Congenital intestinal obstruction is a developmental anomaly that arises as a result of abnormal formation and fixation of the fetal intestinal tube, impaired intestinal innervation, as well as malformations of the mesentery. Very often, this condition is associated with other congenital anomalies, including congenital heart defects, esophageal malformations, and anorectal abnormalities.
Clinical manifestations of intestinal obstruction
In the clinical presentation of high intestinal obstruction in children, the most characteristic feature is repeated vomiting of ingested food (milk), which is typically green in color due to bile admixture. Stool is absent or acholic (uncolored).
Low intestinal obstruction is characterized by vomiting of ingested food with bile admixture and, after some time, with intestinal contents. There is absence of stool and progressive abdominal distension caused by gas accumulation within the intestines.
Such children are lethargic, show minimal response to examination, and exhibit abdominal tenderness on palpation of the anterior abdominal wall. In severe cases, the condition may be complicated by the development of peritonitis.
Diagnosis of prenatal intestinal obstruction
The diagnosis can be established antenatally during ultrasound examination of a pregnant woman. In most cases, the physician relies on indirect sonographic signs.
Congenital high intestinal obstruction is typically associated with polyhydramnios and enlargement of the fetal stomach and duodenum. In cases of low intestinal obstruction, dilation of intestinal loops is detected.
Postnatal diagnosis is based on clinical findings, including the onset of vomiting shortly after birth, absence of stool passage, and marked abdominal distension.
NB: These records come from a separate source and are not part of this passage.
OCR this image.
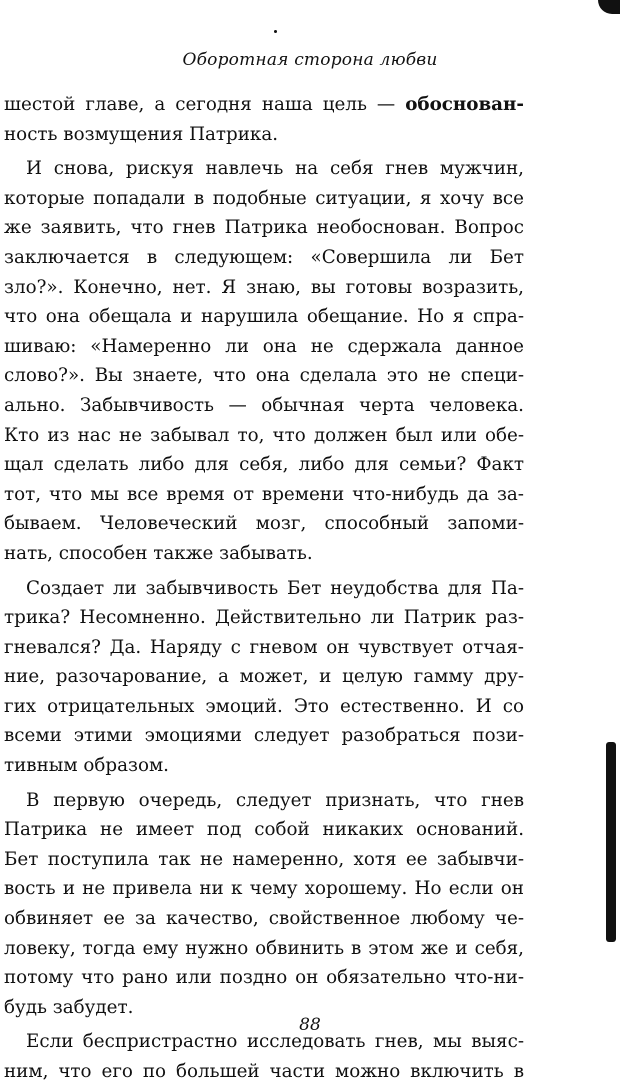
Оборотная сторона любви
шестой главе, а сегодня наша цель — обоснован-
ность возмущения Патрика.
И снова, рискуя навлечь на себя гнев мужчин,
которые попадали в подобные ситуации, я хочу все
же заявить, что гнев Патрика необоснован. Вопрос
заключается в следующем: «Совершила ли Бет
зло?». Конечно, нет. Я знаю, вы готовы возразить,
что она обещала и нарушила обещание. Но я спра-
шиваю: «Намеренно ли она не сдержала данное
слово?». Вы знаете, что она сделала это не специ-
ально. Забывчивость — обычная черта человека.
Кто из нас не забывал то, что должен был или обе-
щал сделать либо для себя, либо для семьи? Факт
тот, что мы все время от времени что-нибудь да за-
бываем. Человеческий мозг, способный запоми-
нать, способен также забывать.
Создает ли забывчивость Бет неудобства для Па-
трика? Несомненно. Действительно ли Патрик раз-
гневался? Да. Наряду с гневом он чувствует отчая-
ние, разочарование, а может, и целую гамму дру-
гих отрицательных эмоций. Это естественно. И со
всеми этими эмоциями следует разобраться пози-
тивным образом.
В первую очередь, следует признать, что гнев
Патрика не имеет под собой никаких оснований.
Бет поступила так не намеренно, хотя ее забывчи-
вость и не привела ни к чему хорошему. Но если он
обвиняет ее за качество, свойственное любому че-
ловеку, тогда ему нужно обвинить в этом же и себя,
потому что рано или поздно он обязательно что-ни-
будь забудет.
Если беспристрастно исследовать гнев, мы выяс-
ним, что его по большей части можно включить в
88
Plain abdominal radiography is mandatory for all newborns and infants with suspected congenital intestinal obstruction.
Treatment approach
In cases of high intestinal obstruction, once the underlying cause has been eliminated, a single-stage surgical approach is usually preferred. An anastomosis is created between segments of the duodenum and the small intestine without resorting to staged procedures.
In low intestinal obstruction, surgery is most often performed in two stages due to the frequent presence of peritonitis or the inability to immediately create a safe anastomosis. The first stage involves elimination of the cause of obstruction with creation of a stoma (externalization of a bowel segment) on the anterior abdominal wall. The second stage is performed several months later and includes closure of the stoma and formation of an anastomosis between the intestinal segments.